“Attach yourself to those who advise you rather than praise you.” – Nicolas Boileau-Despreaux
I’m fortunate to spend most of my day in the company of successful leaders of great organizations. I could list all the behaviors or skills that these leaders seem to have in common – they embrace change, they have an internal locus of control, etc. But there are already hundreds of books written about that kind of stuff.
I want to remind you of something else successful leaders have in common that doesn’t always get mentioned. It’s a willingness to ask for help, and an ability to surround themselves with people who can give it, both inside and outside their organizations.
That may not sound like your idea of a great leader. Some people have the mistaken belief that being a leader means you have to have all the answers, that asking for help shows weakness or a lack of ability. The reality is the exact opposite. Being a leader means understanding that you don’t have all the answers, that you need other people’s strengths to make up for your weaknesses, that the whole can be greater than the sum of the parts.
Who is helping you?
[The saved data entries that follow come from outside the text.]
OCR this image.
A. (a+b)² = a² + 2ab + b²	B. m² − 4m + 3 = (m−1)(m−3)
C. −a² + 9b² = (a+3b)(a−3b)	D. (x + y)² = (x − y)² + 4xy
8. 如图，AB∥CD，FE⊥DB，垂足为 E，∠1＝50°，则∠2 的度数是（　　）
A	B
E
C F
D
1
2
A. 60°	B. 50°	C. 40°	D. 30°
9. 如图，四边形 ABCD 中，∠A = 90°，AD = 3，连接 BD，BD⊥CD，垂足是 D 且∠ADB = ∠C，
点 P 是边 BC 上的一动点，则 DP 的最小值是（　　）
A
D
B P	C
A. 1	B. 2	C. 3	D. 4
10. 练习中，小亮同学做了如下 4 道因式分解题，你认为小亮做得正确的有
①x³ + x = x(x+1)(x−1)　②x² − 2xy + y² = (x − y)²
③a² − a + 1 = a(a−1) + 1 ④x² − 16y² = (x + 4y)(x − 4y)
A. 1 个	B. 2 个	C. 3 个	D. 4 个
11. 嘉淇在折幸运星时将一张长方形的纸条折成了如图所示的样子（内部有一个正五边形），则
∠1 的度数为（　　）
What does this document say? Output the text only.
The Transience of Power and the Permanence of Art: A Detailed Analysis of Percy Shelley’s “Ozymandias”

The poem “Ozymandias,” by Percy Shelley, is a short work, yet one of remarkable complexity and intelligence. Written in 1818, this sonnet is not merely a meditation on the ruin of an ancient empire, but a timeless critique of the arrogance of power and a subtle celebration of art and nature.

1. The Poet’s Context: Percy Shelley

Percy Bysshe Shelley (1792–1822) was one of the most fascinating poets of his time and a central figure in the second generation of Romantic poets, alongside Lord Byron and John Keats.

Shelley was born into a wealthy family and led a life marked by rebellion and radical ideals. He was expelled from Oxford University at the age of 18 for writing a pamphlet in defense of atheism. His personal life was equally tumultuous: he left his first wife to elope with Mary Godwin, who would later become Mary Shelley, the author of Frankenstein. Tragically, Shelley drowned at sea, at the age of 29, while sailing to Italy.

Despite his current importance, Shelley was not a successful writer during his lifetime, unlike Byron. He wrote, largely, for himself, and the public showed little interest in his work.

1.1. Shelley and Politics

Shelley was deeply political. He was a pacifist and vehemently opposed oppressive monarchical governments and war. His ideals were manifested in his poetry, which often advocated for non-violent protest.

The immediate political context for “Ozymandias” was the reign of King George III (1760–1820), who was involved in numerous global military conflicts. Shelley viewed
Who in your organization can you count on when you’re uncertain or uninformed or lacking the right skills? If there’s nobody internally, who can you count on from the outside? There has to be somebody, preferably multiple somebodies.
Think about your team. If you don’t have people who you can turn to for help, find some. It can be peers in another organization, it can be a trusted advisor, it can be a mentor, whatever. Just find somebody to be part of your team. We can all use a helping hand.